Drei Tage nach einer Verletzung des Herzens durch Kälte wurde im Hirn der Fische eine verstärkte Produktion von Oxytocin nachgewiesen. Das Hormon wandert von dort ins Epikard, wo es sich an einen dafür vorgesehenen Rezeptor bindet und eine Kettenreaktion auslöst, die zur Bildung von Stammzellen zur Reparatur des Herzmuskels führt.
Und beim Menschen?
Bei Versuchen an menschlichem Gewebe ließ sich in der Folge zeigen, dass auch dort ein relevanter Effekt nachweisbar ist. Menschliche pluripotente Stammzellen – das sind Stammzellen, die in der Lage sind, sich in jeden anderen Zelltypus zu entwickeln – verwandelten sich durch die Behandlung mit Oxytocin in die bereits beschriebenen Vorläuferzellen der Kardiomyozyten. Kein anderes der 14 getesteten Hormone hatte diese Wirkung. Als weiteren Test schalteten die Forschenden den Oxytozin-Rezeptor in den Zellkulturen aus. Das Hormon konnte sich daraufhin nicht mehr an die Zellen binden, und der Effekt verschwand.

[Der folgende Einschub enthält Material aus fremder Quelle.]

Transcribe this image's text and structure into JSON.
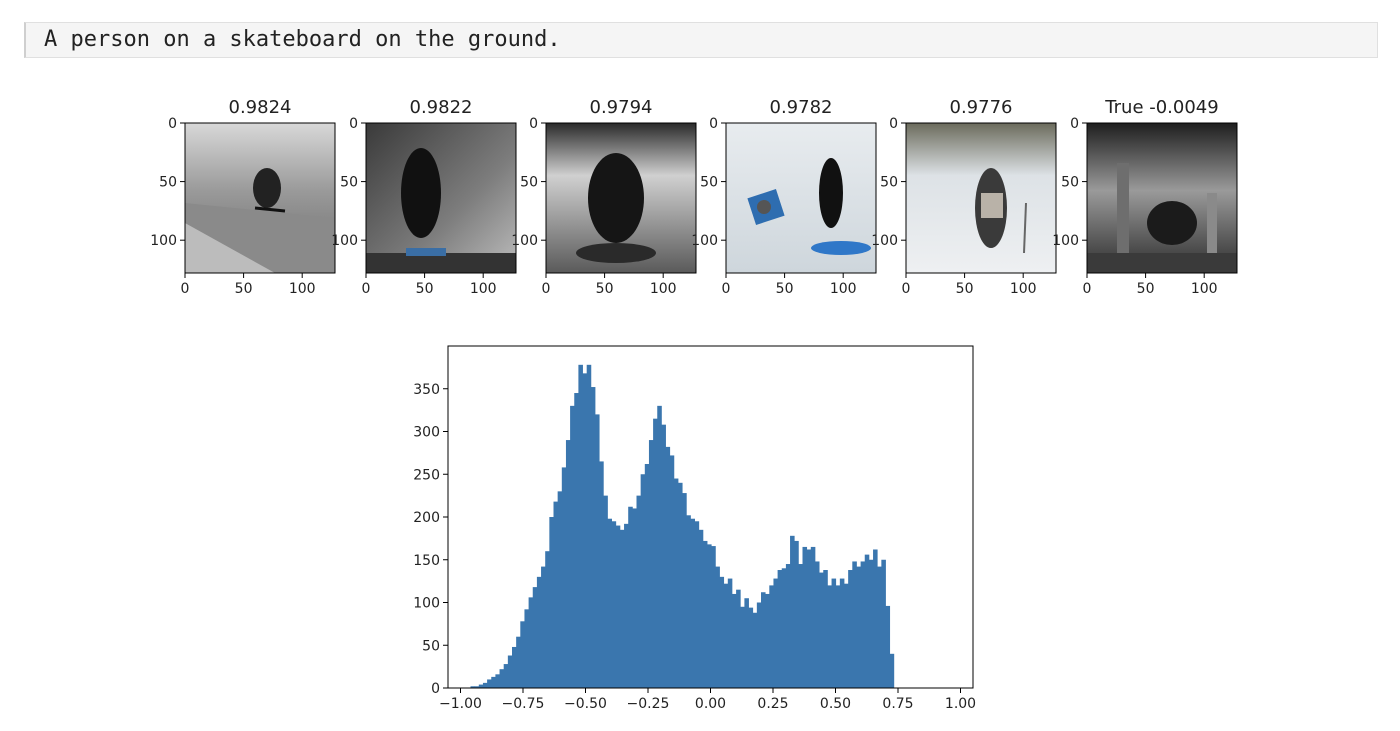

Obwohl die verwendeten Zellen nicht exakt dieselben sind wie im Fall der Fische, bezeichnen die Forschenden die Erkenntnisse als bedeutenden Fortschritt: „Wir zeigen, dass Oxytocin in der Lage ist, Herzreparaturmechanismen in verletzten Herzen in Zebrafisch- und menschlichen Zellkulturen zu aktivieren. Das öffnet die Tür zu potenziellen neuen Therapien für die Herzregeneration beim Menschen“, erklärt Aitor Aguirre vom Forschungsteam.
Es handle sich offenbar um einen allgemeinen, im Menschen evolutionär zum Teil konservierten Regenerationseffekt, führt Aguirre weiter aus. Ein Hindernis für den therapeutischen Einsatz sei jedoch, dass Oxytocin im Körper sehr kurzlebig ist. Die Verweildauer müsste mit geeigneten Medikamenten erhöht werden. Forschungen an Menschen dazu sind geplant.